Berita

Adu Jotos Guru dan Siswa di Jambi, KPAI Sarankan Mediasi Agar Tak Berlarut

Advertisement

Kasus kekerasan fisik antara guru dan siswa terjadi di SMK Negeri 3 Tanjung Jabung Timur, Jambi. Agus Saputra, seorang guru mata pelajaran Bahasa Inggris, telah melaporkan insiden adu jotos dengan salah satu siswanya ke Polda Jambi. Kejadian ini menarik perhatian Komisi Perlindungan Anak Indonesia (KPAI) yang menyarankan penyelesaian kasus ini dilakukan di luar jalur hukum.

Dorongan Mediasi dari KPAI

Komisioner KPAI, Aris Adi Leksono, menekankan pentingnya mediasi dan musyawarah untuk menyelesaikan konflik di lingkungan sekolah. “Lebih baik diselesaikan di luar jalur hukum, bisa mediasi dan musyawarah untuk menyelesaikan. Lingkungan sekolah biar kembali aman dan nyaman untuk belajar,” ujar Aris kepada wartawan pada Sabtu (17/1/2025).

KPAI menilai peran orang tua siswa dan dinas pendidikan di Jambi sangat krusial dalam menengahi persoalan ini.

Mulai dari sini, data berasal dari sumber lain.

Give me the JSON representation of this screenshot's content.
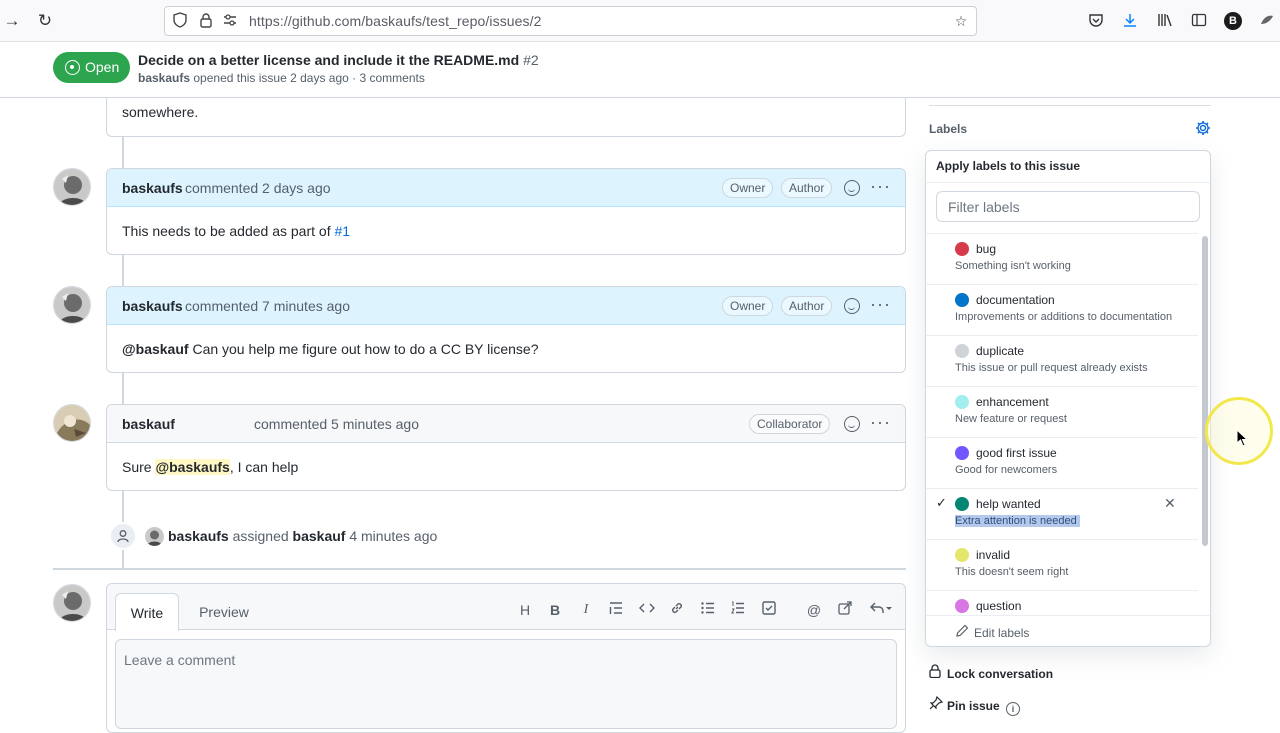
{
  "browser": {
    "url": "https://github.com/baskaufs/test_repo/issues/2",
    "profile_initial": "B"
  },
  "header": {
    "state": "Open",
    "title": "Decide on a better license and include it the README.md",
    "number": "#2",
    "author": "baskaufs",
    "meta": "opened this issue 2 days ago · 3 comments"
  },
  "top_fragment": "somewhere.",
  "comments": [
    {
      "author": "baskaufs",
      "when": "commented 2 days ago",
      "badges": [
        "Owner",
        "Author"
      ],
      "body_prefix": "This needs to be added as part of ",
      "body_link": "#1"
    },
    {
      "author": "baskaufs",
      "when": "commented 7 minutes ago",
      "badges": [
        "Owner",
        "Author"
      ],
      "body_mention": "@baskauf",
      "body_text": " Can you help me figure out how to do a CC BY license?"
    },
    {
      "author": "baskauf",
      "when": "commented 5 minutes ago",
      "badges": [
        "Collaborator"
      ],
      "body_prefix": "Sure ",
      "body_mention": "@baskaufs",
      "body_suffix": ", I can help"
    }
  ],
  "assign_event": {
    "actor": "baskaufs",
    "verb": "assigned",
    "assignee": "baskauf",
    "when": "4 minutes ago"
  },
  "new_comment": {
    "tab_write": "Write",
    "tab_preview": "Preview",
    "placeholder": "Leave a comment",
    "toolbar": [
      "H",
      "B",
      "I"
    ]
  },
  "sidebar": {
    "labels_heading": "Labels",
    "menu_title": "Apply labels to this issue",
    "filter_placeholder": "Filter labels",
    "labels": [
      {
        "name": "bug",
        "description": "Something isn't working",
        "color": "#d73a4a",
        "selected": false
      },
      {
        "name": "documentation",
        "description": "Improvements or additions to documentation",
        "color": "#0075ca",
        "selected": false
      },
      {
        "name": "duplicate",
        "description": "This issue or pull request already exists",
        "color": "#cfd3d7",
        "selected": false
      },
      {
        "name": "enhancement",
        "description": "New feature or request",
        "color": "#a2eeef",
        "selected": false
      },
      {
        "name": "good first issue",
        "description": "Good for newcomers",
        "color": "#7057ff",
        "selected": false
      },
      {
        "name": "help wanted",
        "description": "Extra attention is needed",
        "color": "#008672",
        "selected": true
      },
      {
        "name": "invalid",
        "description": "This doesn't seem right",
        "color": "#e4e669",
        "selected": false
      },
      {
        "name": "question",
        "description": "",
        "color": "#d876e3",
        "selected": false
      }
    ],
    "edit_labels": "Edit labels",
    "lock_conversation": "Lock conversation",
    "pin_issue": "Pin issue"
  }
}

Menurut KPAI, jika kasus ini dibawa ke ranah hukum pidana, penyelesaiannya dikhawatirkan akan memakan waktu panjang dan tidak memberikan solusi yang tuntas.

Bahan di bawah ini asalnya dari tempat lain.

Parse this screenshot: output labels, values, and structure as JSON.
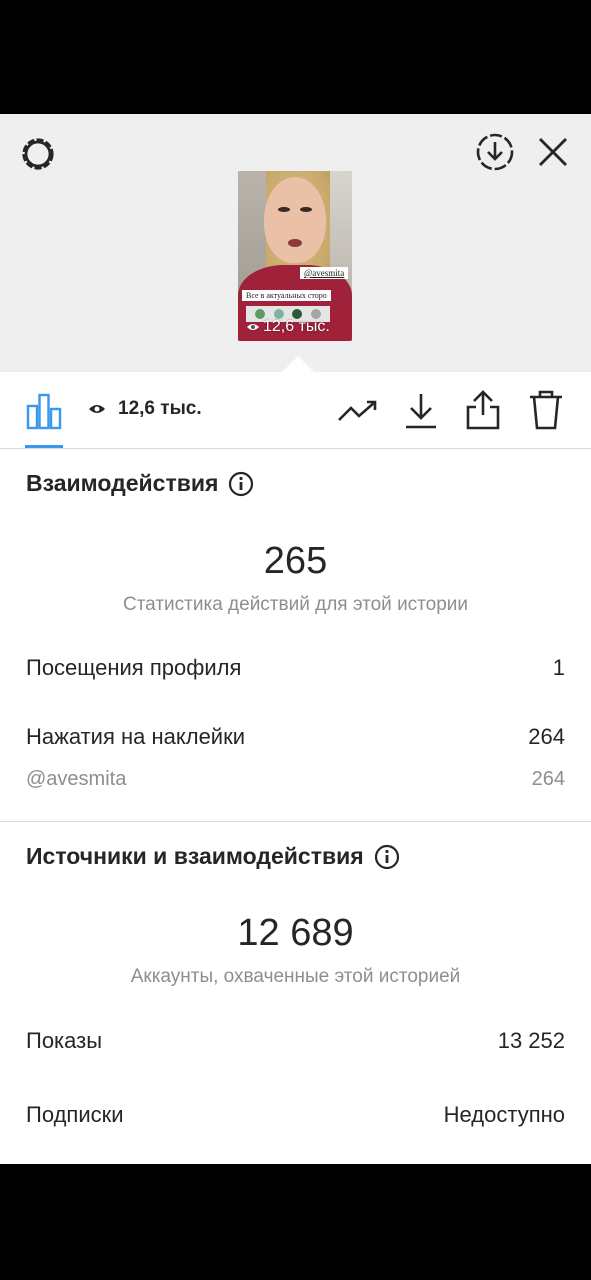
{
  "story_preview": {
    "tag": "@avesmita",
    "caption": "Все в актуальных сторо",
    "views": "12,6 тыс."
  },
  "toolbar": {
    "views": "12,6 тыс."
  },
  "interactions": {
    "title": "Взаимодействия",
    "total": "265",
    "subtitle": "Статистика действий для этой истории",
    "rows": [
      {
        "label": "Посещения профиля",
        "value": "1"
      },
      {
        "label": "Нажатия на наклейки",
        "value": "264"
      }
    ],
    "sub_row": {
      "label": "@avesmita",
      "value": "264"
    }
  },
  "reach": {
    "title": "Источники и взаимодействия",
    "total": "12 689",
    "subtitle": "Аккаунты, охваченные этой историей",
    "rows": [
      {
        "label": "Показы",
        "value": "13 252"
      },
      {
        "label": "Подписки",
        "value": "Недоступно"
      }
    ]
  },
  "colors": {
    "accent": "#3897f0",
    "text": "#262626",
    "secondary": "#8e8e8e",
    "preview_bg": "#efefef"
  },
  "icons": [
    "settings-icon",
    "download-circle-icon",
    "close-icon",
    "bar-chart-icon",
    "eye-icon",
    "trend-icon",
    "download-icon",
    "share-icon",
    "trash-icon",
    "info-icon"
  ]
}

“Kalau sampai ke ranah hukum, nanti akan panjang, kalah dan menang, tidak akan ada ujungnya. Peran dinas sebagai pembina pegawai dan orang tua sangat penting untuk menyelesaikan masalah ini,” jelas Aris.

Pengawasan KPAI dan Peran Pemda

KPAI menyatakan akan terus mengawasi perkembangan kasus yang melibatkan guru dan siswa hingga berujung laporan polisi ini. KPAI mendorong pemerintah daerah (pemda) untuk segera mengambil langkah penyelesaian secara damai.

Advertisement

“Sesuai tusi (tugas pokok dan fungsi), kita melakukan pengawasan, sehingga kami dorong pemda untuk dapat segera menyelesaikan,” imbuh Aris.

Kronologi Laporan Polisi

Agus Saputra, guru Bahasa Inggris di SMK Negeri 3 Kabupaten Tanjung Jabung Timur, membuat laporan dugaan penganiayaan di Polda Jambi. Laporan tersebut dibuat pada Kamis (15/1) malam, didampingi oleh kakak kandungnya, Nasir.

Menurut Nasir, Agus menjalani pemeriksaan intensif selama lima jam di Sentra Pelayanan Kepolisian Terpadu (SPKT) Polda Jambi. “Kita bikin laporan tentang kasus pengeroyokan yang dilakukan siswa. Kondisi adik saya masih pusing, tadi di-BAP dari jam 4 sore, baru selesai sekarang,” kata Nasir saat ditemui di Polda Jambi, Jumat (16/1).

Informasi mengenai kejadian ini sebelumnya diberitakan oleh detikSumbagsel pada Jumat (16/1).